The case is Picard v. Chais, 09-01172, and the bankruptcy case is Bernard L. Madoff, 09-11893, U.S. Bankruptcy Court, Southern District of New York (Manhattan).
IRS Gives (Finally) Ponzi Guidance--And It Seems Worth The Wait
By Securities Law on Mar 20, 2009 | In Legal Actions, Settlements, Individual Investors, Criminal
The Internal Revenue Service finally offered guidance this week to Ponzi scheme victims that it would allow them to claim a tax deduction related to the bulk of their losses-even losses related to ficticious profits carried on phony statements. The matter has been a point of debate and anxiety for many of the victims I have spoken to over the last few weeks, given the lack of clarity in the tax code about how it should be handled.
The plan, which applies to victims of all Ponzi schemes, is likely to provide major relief to victims of Mr. Madoff. It is also likely to provide clarity for victims as they prepare to file federal income tax returns by the April 15 deadline, and help the I.R.S. avoid an unwanted avalanche of amended returns from victims.
The commissioner of internal revenue, Douglas Shulman, announced the plan in testimony before a Senate Finance Committee hearing on Ponzi schemes, tax evasion and offshore banking fraud. Later, in a briefing, Mr. Shulman said that “clearly the Madoff case is tragic as so many people were victims of this fraud, but the case also raises a staggering array of tax issues.”
Under the plan, the I.R.S. will allow investors, including those who are suing Mr. Madoff, to claim a theft loss equal to 95 percent of their investments, minus any withdrawals, reinvested gains and payouts from SIPC. Investors who are suing third-parties involved in such a scheme, and who, as a result, may have some prospect of recovery, are permitted to claim a deduction equal to 75 percent of their investments.

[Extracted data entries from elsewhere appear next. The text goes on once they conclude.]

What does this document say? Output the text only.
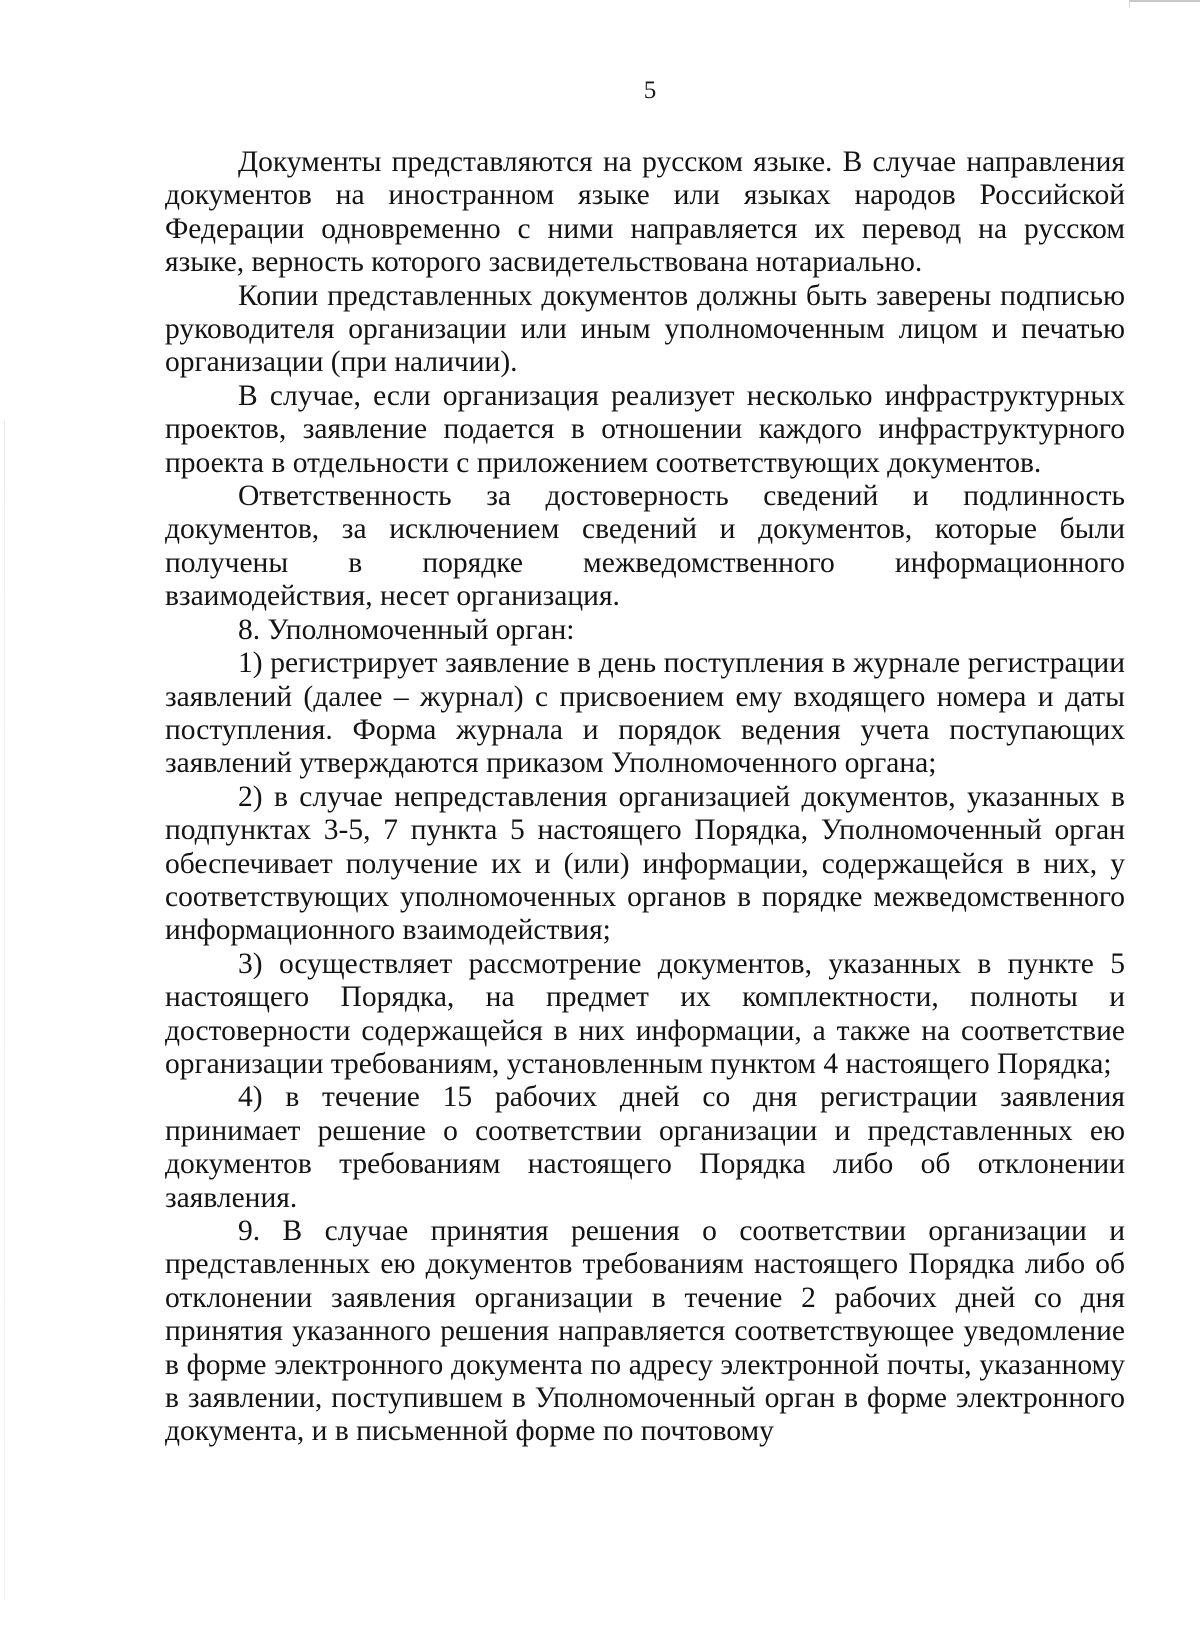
5

Документы представляются на русском языке. В случае направления документов на иностранном языке или языках народов Российской Федерации одновременно с ними направляется их перевод на русском языке, верность которого засвидетельствована нотариально.

Копии представленных документов должны быть заверены подписью руководителя организации или иным уполномоченным лицом и печатью организации (при наличии).

В случае, если организация реализует несколько инфраструктурных проектов, заявление подается в отношении каждого инфраструктурного проекта в отдельности с приложением соответствующих документов.

Ответственность за достоверность сведений и подлинность документов, за исключением сведений и документов, которые были получены в порядке межведомственного информационного взаимодействия, несет организация.

8. Уполномоченный орган:

1) регистрирует заявление в день поступления в журнале регистрации заявлений (далее – журнал) с присвоением ему входящего номера и даты поступления. Форма журнала и порядок ведения учета поступающих заявлений утверждаются приказом Уполномоченного органа;

2) в случае непредставления организацией документов, указанных в подпунктах 3-5, 7 пункта 5 настоящего Порядка, Уполномоченный орган обеспечивает получение их и (или) информации, содержащейся в них, у соответствующих уполномоченных органов в порядке межведомственного информационного взаимодействия;

3) осуществляет рассмотрение документов, указанных в пункте 5 настоящего Порядка, на предмет их комплектности, полноты и достоверности содержащейся в них информации, а также на соответствие организации требованиям, установленным пунктом 4 настоящего Порядка;

4) в течение 15 рабочих дней со дня регистрации заявления принимает решение о соответствии организации и представленных ею документов требованиям настоящего Порядка либо об отклонении заявления.

9. В случае принятия решения о соответствии организации и представленных ею документов требованиям настоящего Порядка либо об отклонении заявления организации в течение 2 рабочих дней со дня принятия указанного решения направляется соответствующее уведомление в форме электронного документа по адресу электронной почты, указанному в заявлении, поступившем в Уполномоченный орган в форме электронного документа, и в письменной форме по почтовому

Current theft loss rules typically allow losses to be carried back three years and forward 20 years, but the I.R.S plan will allow carrybacks of as many as five years, generally if the loss is for a small business with gross annual receipts of less than $15 million. Under the plan, investors must claim the loss as having happened in 2008.

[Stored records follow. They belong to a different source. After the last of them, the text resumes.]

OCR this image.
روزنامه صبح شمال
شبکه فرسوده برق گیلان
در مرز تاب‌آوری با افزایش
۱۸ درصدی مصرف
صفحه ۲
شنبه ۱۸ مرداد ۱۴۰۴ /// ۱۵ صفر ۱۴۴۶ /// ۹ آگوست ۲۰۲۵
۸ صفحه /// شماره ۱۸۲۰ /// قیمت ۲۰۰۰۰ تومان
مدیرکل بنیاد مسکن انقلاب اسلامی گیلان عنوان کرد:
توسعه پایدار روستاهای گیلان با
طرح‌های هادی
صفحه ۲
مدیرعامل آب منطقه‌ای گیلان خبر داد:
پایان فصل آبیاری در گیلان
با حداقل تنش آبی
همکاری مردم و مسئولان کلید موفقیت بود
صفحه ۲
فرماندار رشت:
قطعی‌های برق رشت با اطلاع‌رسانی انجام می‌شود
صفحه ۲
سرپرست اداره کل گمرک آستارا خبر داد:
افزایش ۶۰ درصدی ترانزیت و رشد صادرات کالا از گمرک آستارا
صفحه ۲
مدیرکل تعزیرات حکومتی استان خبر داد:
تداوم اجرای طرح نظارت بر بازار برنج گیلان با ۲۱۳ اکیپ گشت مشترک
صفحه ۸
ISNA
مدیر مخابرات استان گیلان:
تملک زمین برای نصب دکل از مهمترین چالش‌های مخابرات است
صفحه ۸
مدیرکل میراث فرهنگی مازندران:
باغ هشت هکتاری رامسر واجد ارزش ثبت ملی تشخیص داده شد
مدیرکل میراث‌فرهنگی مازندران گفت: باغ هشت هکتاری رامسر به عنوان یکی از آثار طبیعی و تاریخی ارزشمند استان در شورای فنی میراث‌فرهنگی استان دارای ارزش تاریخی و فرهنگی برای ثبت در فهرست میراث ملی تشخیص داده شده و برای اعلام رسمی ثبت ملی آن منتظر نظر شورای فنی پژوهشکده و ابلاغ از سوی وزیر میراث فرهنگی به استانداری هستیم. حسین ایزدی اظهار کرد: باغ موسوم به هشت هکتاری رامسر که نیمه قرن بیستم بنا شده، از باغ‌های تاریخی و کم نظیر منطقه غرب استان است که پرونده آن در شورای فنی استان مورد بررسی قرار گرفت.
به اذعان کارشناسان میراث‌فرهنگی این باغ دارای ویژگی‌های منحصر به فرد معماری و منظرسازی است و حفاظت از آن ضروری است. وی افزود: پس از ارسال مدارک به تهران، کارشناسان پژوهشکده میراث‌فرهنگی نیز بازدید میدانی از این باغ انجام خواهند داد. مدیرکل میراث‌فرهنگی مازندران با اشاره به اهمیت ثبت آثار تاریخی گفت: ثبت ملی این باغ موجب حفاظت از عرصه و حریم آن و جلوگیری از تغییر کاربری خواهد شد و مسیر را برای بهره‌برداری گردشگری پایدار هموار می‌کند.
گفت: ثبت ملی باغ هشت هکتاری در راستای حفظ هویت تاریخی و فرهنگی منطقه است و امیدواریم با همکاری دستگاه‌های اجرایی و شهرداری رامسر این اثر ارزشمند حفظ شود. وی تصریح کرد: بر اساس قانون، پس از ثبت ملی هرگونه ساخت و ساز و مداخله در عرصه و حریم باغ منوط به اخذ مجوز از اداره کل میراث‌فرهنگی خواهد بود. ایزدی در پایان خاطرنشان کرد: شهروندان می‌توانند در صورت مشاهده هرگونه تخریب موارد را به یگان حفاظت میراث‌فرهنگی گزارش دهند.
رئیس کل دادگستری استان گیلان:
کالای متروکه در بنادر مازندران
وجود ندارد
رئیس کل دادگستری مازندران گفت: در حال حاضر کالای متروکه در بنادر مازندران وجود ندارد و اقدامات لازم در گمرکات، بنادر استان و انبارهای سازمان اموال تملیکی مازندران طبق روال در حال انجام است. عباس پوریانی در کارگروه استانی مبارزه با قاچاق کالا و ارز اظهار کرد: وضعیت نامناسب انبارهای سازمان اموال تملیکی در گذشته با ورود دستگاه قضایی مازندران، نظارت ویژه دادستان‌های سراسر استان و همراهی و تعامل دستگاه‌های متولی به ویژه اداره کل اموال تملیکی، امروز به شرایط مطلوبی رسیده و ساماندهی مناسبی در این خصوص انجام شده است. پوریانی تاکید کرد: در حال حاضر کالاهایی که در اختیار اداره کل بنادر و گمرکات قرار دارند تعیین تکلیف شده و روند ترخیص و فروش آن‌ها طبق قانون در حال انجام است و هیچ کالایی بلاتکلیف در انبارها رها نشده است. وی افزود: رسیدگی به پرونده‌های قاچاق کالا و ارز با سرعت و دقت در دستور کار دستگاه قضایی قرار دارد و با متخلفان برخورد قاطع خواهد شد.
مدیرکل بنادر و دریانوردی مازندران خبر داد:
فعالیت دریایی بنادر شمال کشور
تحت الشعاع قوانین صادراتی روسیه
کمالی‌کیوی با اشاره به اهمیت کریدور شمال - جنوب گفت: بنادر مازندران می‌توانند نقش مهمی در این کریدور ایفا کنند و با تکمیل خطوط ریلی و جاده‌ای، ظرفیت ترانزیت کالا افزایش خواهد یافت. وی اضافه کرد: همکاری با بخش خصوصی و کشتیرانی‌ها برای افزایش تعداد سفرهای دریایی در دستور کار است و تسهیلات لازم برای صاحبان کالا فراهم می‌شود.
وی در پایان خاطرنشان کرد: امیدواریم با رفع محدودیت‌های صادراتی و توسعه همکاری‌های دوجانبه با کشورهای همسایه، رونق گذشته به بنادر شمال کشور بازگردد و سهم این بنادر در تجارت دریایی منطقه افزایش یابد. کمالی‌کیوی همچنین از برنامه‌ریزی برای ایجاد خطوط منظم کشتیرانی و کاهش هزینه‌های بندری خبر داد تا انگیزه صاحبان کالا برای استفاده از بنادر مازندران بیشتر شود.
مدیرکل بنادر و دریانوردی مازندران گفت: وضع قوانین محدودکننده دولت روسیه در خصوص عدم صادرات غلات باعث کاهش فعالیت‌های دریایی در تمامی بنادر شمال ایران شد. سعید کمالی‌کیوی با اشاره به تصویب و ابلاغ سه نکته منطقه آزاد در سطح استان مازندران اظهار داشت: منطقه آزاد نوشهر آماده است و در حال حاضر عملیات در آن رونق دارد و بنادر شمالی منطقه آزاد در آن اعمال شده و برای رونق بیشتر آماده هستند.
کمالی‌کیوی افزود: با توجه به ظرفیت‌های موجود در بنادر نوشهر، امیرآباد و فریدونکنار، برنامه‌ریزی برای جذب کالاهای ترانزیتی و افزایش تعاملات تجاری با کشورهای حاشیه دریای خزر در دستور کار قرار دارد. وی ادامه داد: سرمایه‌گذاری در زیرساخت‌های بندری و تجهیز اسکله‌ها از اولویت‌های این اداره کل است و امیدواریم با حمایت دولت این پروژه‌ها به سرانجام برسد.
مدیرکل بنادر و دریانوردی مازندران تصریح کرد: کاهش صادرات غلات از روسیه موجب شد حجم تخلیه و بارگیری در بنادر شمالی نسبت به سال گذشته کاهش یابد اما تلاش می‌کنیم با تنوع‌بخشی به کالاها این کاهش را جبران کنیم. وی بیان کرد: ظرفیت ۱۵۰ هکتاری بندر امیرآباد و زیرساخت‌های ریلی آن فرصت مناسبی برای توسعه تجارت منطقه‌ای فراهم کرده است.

For people who invested with Mr. Madoff through retirement plans, like 401(k)s and individual retirement plans, the picture is more complicated because such money was already invested on a tax-free basis. Mr. Shulman, the commissioner, said that generally, if the investment was deductible when it was made, such investors “can’t take a loss.”
When computing losses, investors are not permitted to include any taxes they paid on what turned out to be fictitious income.
But the plan affords relief to such investors by allowing them to include fictitious income in their loss computations — a measure that might allow them to recoup taxes paid. It also will keep scammed investors from “owing taxes on income that they never received,” said Senator Charles E. Schumer, Democrat of New York and a member of the Senate Finance Committee. Presumably, Investors will need to produce copies of the fraudulent statements to show Madoff's phony inflated account values.
People who invested with Mr. Madoff through so-called feeder funds that placed client money with him will also get relief. These funds will be allowed to claim the theft-loss deduction but will allot those losses proportionally to individual investors.
The I.R.S. said it did not know how much money in taxes investors had paid in recent years on Madoff-related income. It said that investors who had already filed 2008 returns should file amended returns claiming the theft-loss deduction.